IMPACTS: NMD LEADS TO DANGEROUS USA ISOLATIONISM

THOSE WHO SUPPORT NATIONAL MISSILE DEFENSE WANT TO LIMIT USA WORLD LEADERSHIP ROLE

Jim Hoagland, The San Diego Union-Tribune October 7, 1999, Pg. B-14: HEADLINE: Figuring out America's global role // ln-acs

That issue is how involved America needs to be in the world to guarantee its own safety. "Little to not at all" seems to be the answer of those who will vote to reject the test ban treaty and then move forward to demand radical change or even abrogation of the Anti-Ballistic Missile (ABM) Treaty with Russia. This they say would ensure construction of a comprehensive U.S. national missile defense system.
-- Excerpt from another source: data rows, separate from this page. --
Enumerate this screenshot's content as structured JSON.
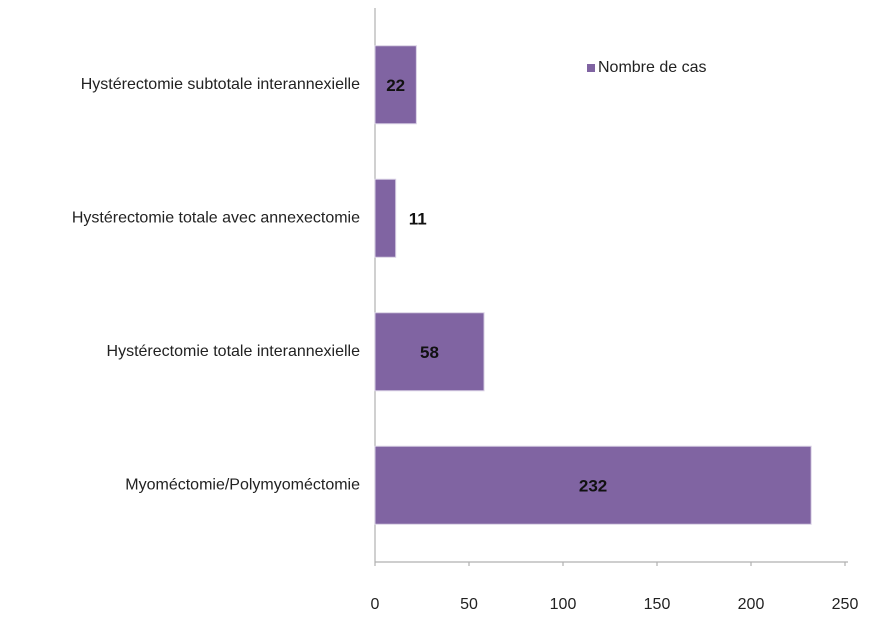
{
  "chart_data": {
    "type": "barh",
    "categories": [
      "Hystérectomie subtotale interannexielle",
      "Hystérectomie totale avec annexectomie",
      "Hystérectomie totale interannexielle",
      "Myoméctomie/Polymyoméctomie"
    ],
    "series": [
      {
        "name": "Nombre de cas",
        "color": "#8064a2",
        "values": [
          22,
          11,
          58,
          232
        ]
      }
    ],
    "xlim": [
      0,
      250
    ],
    "xticks": [
      0,
      50,
      100,
      150,
      200,
      250
    ],
    "grid": false,
    "legend": "top-right"
  }
}
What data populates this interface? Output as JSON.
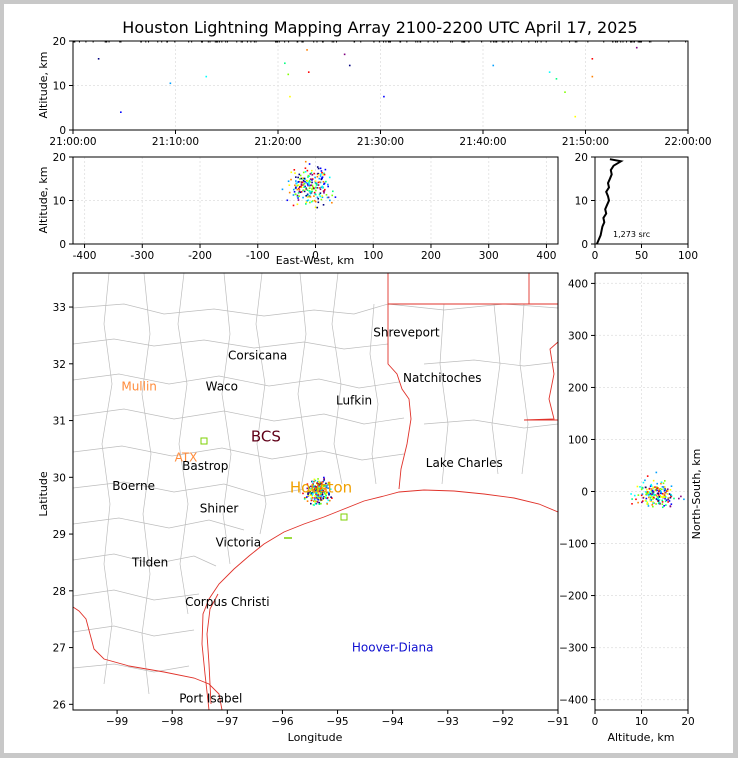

NATIONAL MISSILE DEFENSE SUPPORTERS WANT A TECHNOLOGICAL SOLUTION TO OUR SECURITY PROBLEMS, NOT GLOBAL INVOLVEMENT

Jim Hoagland, The San Diego Union-Tribune October 7, 1999, Pg. B-14: HEADLINE: Figuring out America's global role // ln-acs

But sentiment has also been growing in the Senate and elsewhere to have America rely almost entirely on its current technological superiority to guarantee American security. Anything that lessens U.S. ability to do what it wants, when it wants and how it wants for its own defense is to be rejected, in this view.

MISSILE DEFENSE SUPPORTERS DO NOT WANT MISSILE THREATS REDUCED THROUGH NEGOTIATIONS BECAUSE IT WOULD REDUCE OUR NEED FOR NATIONAL MISSILE DEFENSE

James O. Goldsborough, The San Diego Union-Tribune September 23, 1999, Pg. B-13 HEADLINE: When blackmail is a far smaller price to pay // ln-10/99-acs

The fence-builders don't see things this way. Faced with a choice between reducing an adversary's arms and building a fence against them, they will always prefer the fence. Congress' flagging support for the Nunn-Lugar Program, which pays nations of the former Soviet Union for destroying their missiles, stems from the concern that without enemy missiles, we won't need an anti-missile fence.